About two in every three people who have lymphatic filariasis don’t have severe symptoms. But filariasis usually leads to a weakened immune system.

  • Inflammation — an overactivated immune system.
  • Lymphedema — fluid buildup in your lymphatic system.
  • Hydrocele — swelling and fluid buildup in the scrotum.
  • Edema — swelling and fluid buildup in your arms, legs, breasts and female genitals (vulva).


  • The recommended treatment for people outside the United States is albendazole combined with ivermectin.
  • A combination of diethylcarbamazine and albendazole is also effective. Side effects of the drugs include nausea, vomiting, and headaches.
  • All of these treatments are microfilaricides; they have no effect on the adult worms. While the drugs are critical for treatment of the individual, proper hygiene is also required.
  • There is good evidence that albendazole alone; or addition of albendazole to diethylcarbamazine or ivermectin, makes minimal difference in clearing microfilaria or adult worms from blood circulation.
  • Diethylcarbamazine-medicated salt is effective in controlling lymphatic filariasis while maintaining its coverage at 90% in the community for six months.
  • Different trials were made to use the known drug at its maximum capacity in absence of new drugs. In a study from India, it was shown that a formulation of albendazole had better anti-filarial efficacy than albendazole itself.

Trend and present endemicity of the filariasis in India

  • The estimates in 2001 indicate that about 473 million people are exposed to the risk of bancroftian infection and of these about 125 million live in urban areas and about 348 million in rural areas.
  • About 31 million people are estimated to be harbouring microfilaria (mf) and over 23 million suffer from filaria disease manifestations.
  • State of Bihar has highest endemicity (over 17%) followed by Kerala (15.7%) and Uttar Pradesh (14.6%).

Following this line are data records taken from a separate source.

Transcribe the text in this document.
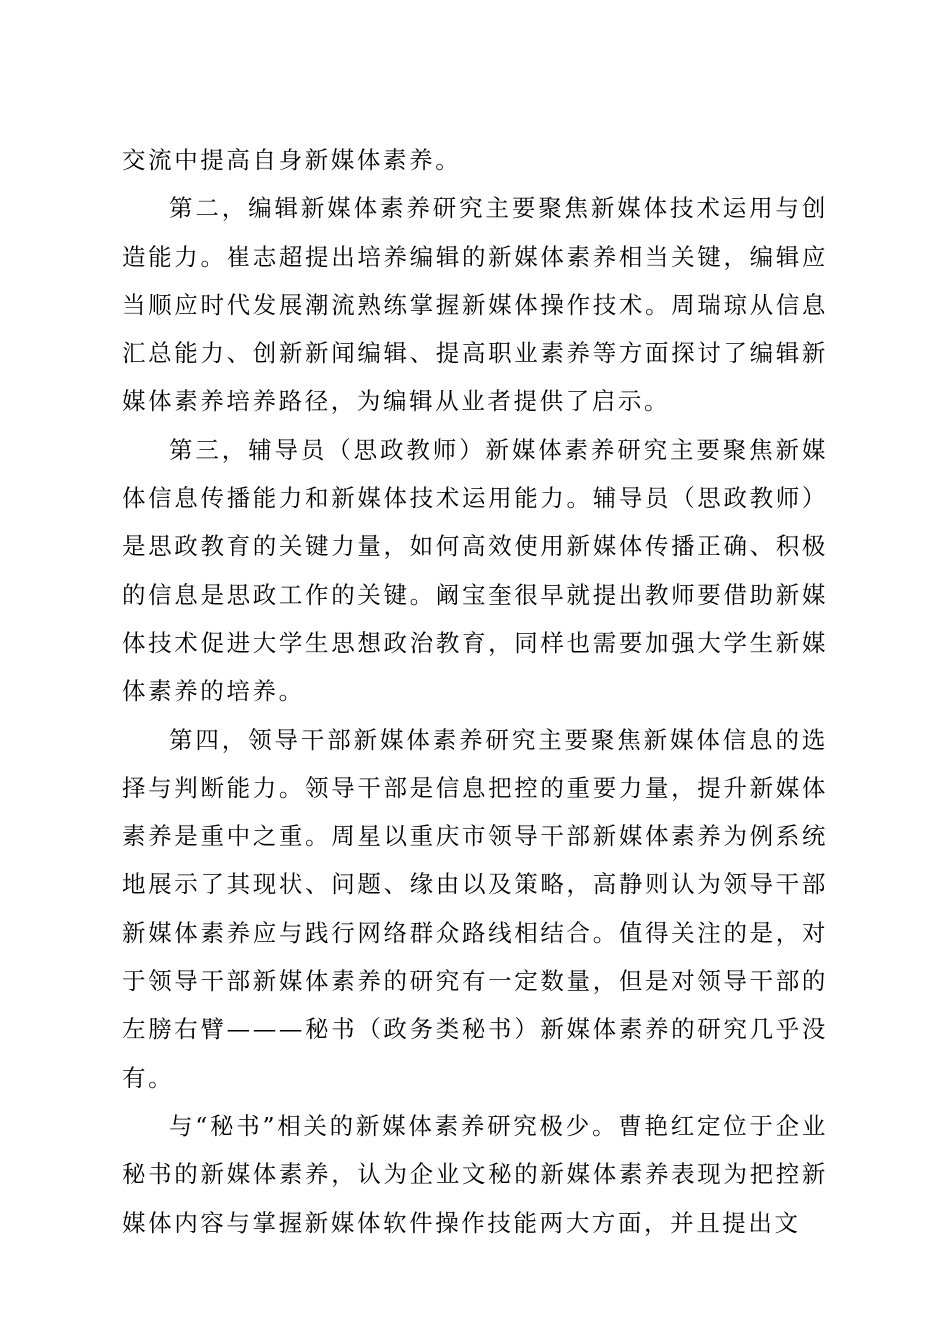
交流中提高自身新媒体素养。

第二，编辑新媒体素养研究主要聚焦新媒体技术运用与创造能力。崔志超提出培养编辑的新媒体素养相当关键，编辑应当顺应时代发展潮流熟练掌握新媒体操作技术。周瑞琼从信息汇总能力、创新新闻编辑、提高职业素养等方面探讨了编辑新媒体素养培养路径，为编辑从业者提供了启示。

第三，辅导员（思政教师）新媒体素养研究主要聚焦新媒体信息传播能力和新媒体技术运用能力。辅导员（思政教师）是思政教育的关键力量，如何高效使用新媒体传播正确、积极的信息是思政工作的关键。阚宝奎很早就提出教师要借助新媒体技术促进大学生思想政治教育，同样也需要加强大学生新媒体素养的培养。

第四，领导干部新媒体素养研究主要聚焦新媒体信息的选择与判断能力。领导干部是信息把控的重要力量，提升新媒体素养是重中之重。周星以重庆市领导干部新媒体素养为例系统地展示了其现状、问题、缘由以及策略，高静则认为领导干部新媒体素养应与践行网络群众路线相结合。值得关注的是，对于领导干部新媒体素养的研究有一定数量，但是对领导干部的左膀右臂———秘书（政务类秘书）新媒体素养的研究几乎没有。

与“秘书”相关的新媒体素养研究极少。曹艳红定位于企业秘书的新媒体素养，认为企业文秘的新媒体素养表现为把控新媒体内容与掌握新媒体软件操作技能两大方面，并且提出文
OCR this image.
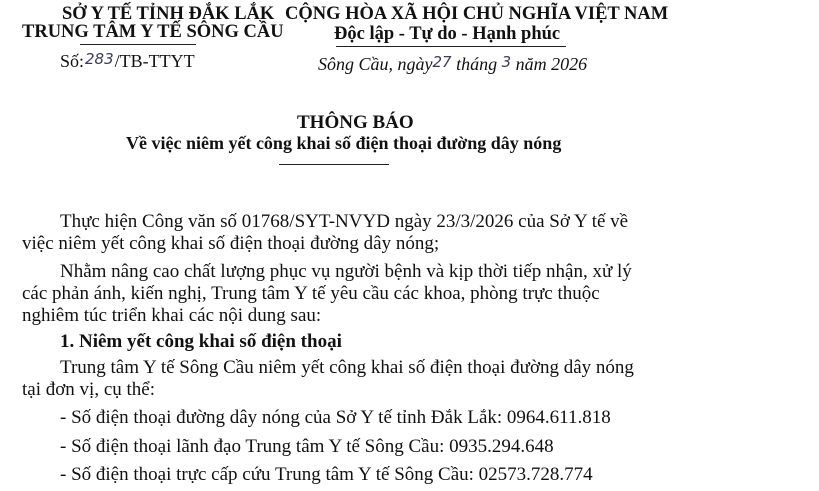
SỞ Y TẾ TỈNH ĐẮK LẮK
TRUNG TÂM Y TẾ SÔNG CẦU
Số:283/TB-TTYT
CỘNG HÒA XÃ HỘI CHỦ NGHĨA VIỆT NAM
Độc lập - Tự do - Hạnh phúc
Sông Cầu, ngày27 tháng 3 năm 2026
THÔNG BÁO
Về việc niêm yết công khai số điện thoại đường dây nóng
Thực hiện Công văn số 01768/SYT-NVYD ngày 23/3/2026 của Sở Y tế về
việc niêm yết công khai số điện thoại đường dây nóng;
Nhằm nâng cao chất lượng phục vụ người bệnh và kịp thời tiếp nhận, xử lý
các phản ánh, kiến nghị, Trung tâm Y tế yêu cầu các khoa, phòng trực thuộc
nghiêm túc triển khai các nội dung sau:
1. Niêm yết công khai số điện thoại
Trung tâm Y tế Sông Cầu niêm yết công khai số điện thoại đường dây nóng
tại đơn vị, cụ thể:
- Số điện thoại đường dây nóng của Sở Y tế tỉnh Đắk Lắk: 0964.611.818
- Số điện thoại lãnh đạo Trung tâm Y tế Sông Cầu: 0935.294.648
- Số điện thoại trực cấp cứu Trung tâm Y tế Sông Cầu: 02573.728.774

Andhra Pradesh and Tamil Nadu have about 10% endemicity. Goa showed the lowest endemicity (less than 1%) followed by Lakshadweep (1.8%), Madhya Pradesh (above 3%) and Assam (about 5%).
  • The seven states namely Andhra Pradesh, Bihar, Kerala, Orissa, Uttar Pradesh, Tamil Nadu, and West Bengal, where MDA pilot trials are being undertaken, contribute over 86% of mf carriers and 97% of disease cases in the country.
  • B malayi nocturnal periodic infection is prevalent in the states of Kerala, Tamil Nadu, Andhra Pradesh, Orissa, Madhya Pradesh, Assam and West Bengal.
  • The single largest tract of this infection lies along the west coast of Kerala, comprising districts of Trichur, Ernakulum, Alleppey, Kottayam, Quilon and Trivandrum, stretching over an area of 1800 square kilometer.
  • The infection in the other six states is confined to a few villages only. Surveys undertaken recently in Kerala and a few villages in other states revealed either reduction of foci or complete elimination of the parasite as well as the vector in many villages which were known to be endemic for B malayi infection four decades back.